Computer scientists in China have devised a software algorithm based on Bayesian statistics that can automatically check a Wikipedia entry and rank it by its quality. Bayesian analysis is commonly used to assess the content of emails and determine the probability that the content is spam or junk mail, and if so, filter it from the user’s inbox if the probability is high.
Writing in the International Journal of Information Quality, Jingyu Han and Kejia Chen of Nanjing University of Posts and Telecommunications say they have used a dynamic Bayesian network (DBN) to analyze the content of Wikipedia entries in a similar manner.
They also apply multivariate Gaussian distribution modeling to the DBN analysis, which gives them a distribution of the quality of each article so that entries can be ranked. Very-low-ranking entries could be flagged for editorial attention to raise the quality. By contrast, high-ranking entries could be marked as the definitive entry in some way, so that such an entry is not subsequently overwritten with lower quality information.
Outperforming human users:
The team has tested its algorithm on sets of several hundred articles, comparing their automated quality assessment with assessment by a human user.
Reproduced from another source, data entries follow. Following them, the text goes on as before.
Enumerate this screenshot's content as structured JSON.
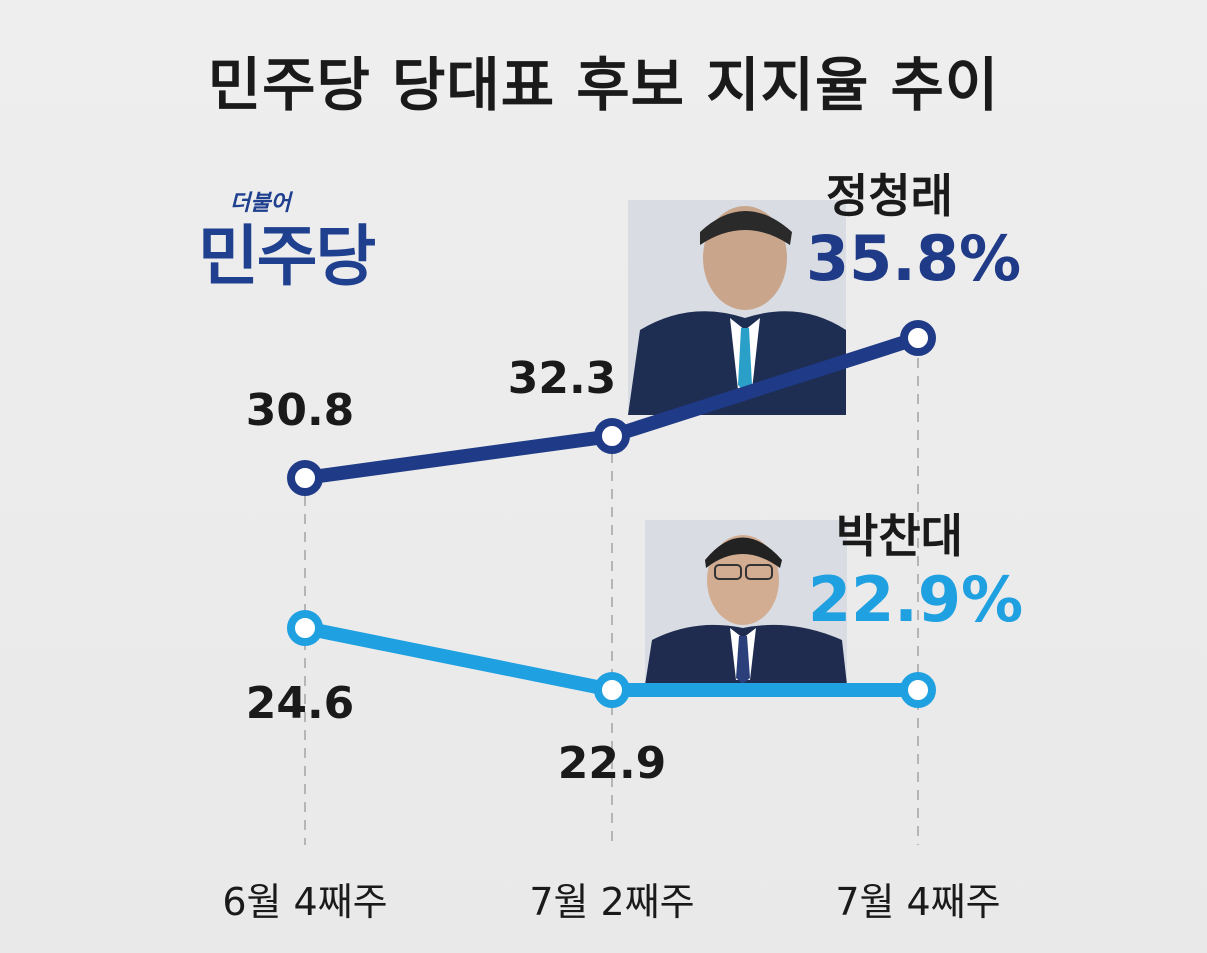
{
  "title": "민주당 당대표 후보 지지율 추이",
  "logo": {
    "small": "더불어",
    "main": "민주당"
  },
  "candidates": [
    {
      "name": "정청래",
      "latest": "35.8%",
      "color": "#1f3a86"
    },
    {
      "name": "박찬대",
      "latest": "22.9%",
      "color": "#1fa0e0"
    }
  ],
  "chart_data": {
    "type": "line",
    "categories": [
      "6월 4째주",
      "7월 2째주",
      "7월 4째주"
    ],
    "series": [
      {
        "name": "정청래",
        "values": [
          30.8,
          32.3,
          35.8
        ],
        "labels": [
          "30.8",
          "32.3",
          ""
        ]
      },
      {
        "name": "박찬대",
        "values": [
          24.6,
          22.9,
          22.9
        ],
        "labels": [
          "24.6",
          "22.9",
          ""
        ]
      }
    ],
    "title": "민주당 당대표 후보 지지율 추이",
    "xlabel": "",
    "ylabel": ""
  }
}
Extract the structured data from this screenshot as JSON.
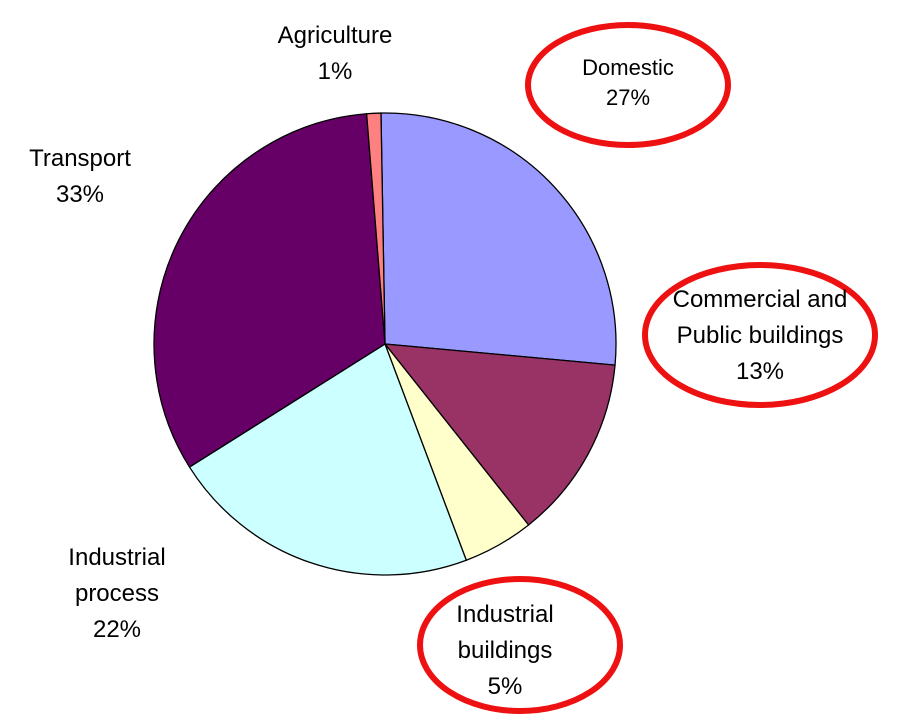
{
  "chart_data": {
    "type": "pie",
    "start_angle_deg": -1,
    "slices": [
      {
        "label": "Domestic",
        "display_lines": [
          "Domestic",
          "27%"
        ],
        "value": 27,
        "color": "#9999ff",
        "highlighted": true
      },
      {
        "label": "Commercial and Public buildings",
        "display_lines": [
          "Commercial and",
          "Public buildings",
          "13%"
        ],
        "value": 13,
        "color": "#993366",
        "highlighted": true
      },
      {
        "label": "Industrial buildings",
        "display_lines": [
          "Industrial",
          "buildings",
          "5%"
        ],
        "value": 5,
        "color": "#ffffcc",
        "highlighted": true
      },
      {
        "label": "Industrial process",
        "display_lines": [
          "Industrial",
          "process",
          "22%"
        ],
        "value": 22,
        "color": "#ccffff",
        "highlighted": false
      },
      {
        "label": "Transport",
        "display_lines": [
          "Transport",
          "33%"
        ],
        "value": 33,
        "color": "#660066",
        "highlighted": false
      },
      {
        "label": "Agriculture",
        "display_lines": [
          "Agriculture",
          "1%"
        ],
        "value": 1,
        "color": "#ff8080",
        "highlighted": false
      }
    ],
    "highlight_color": "#ee1111",
    "title": "",
    "legend": "none"
  }
}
Their algorithm outperforms a human user by up to 23 percent in correctly classifying the quality rank of a given article in the set, the researchers report.
The use of a computerized system to provide a quality standard for Wikipedia entries would avoid the subjective need to have people classify each entry. That could improve the standard and provide a basis for an improved reputation for the online encyclopedia.
— Wikipedia (hopefully, this entry is ranked as quality.)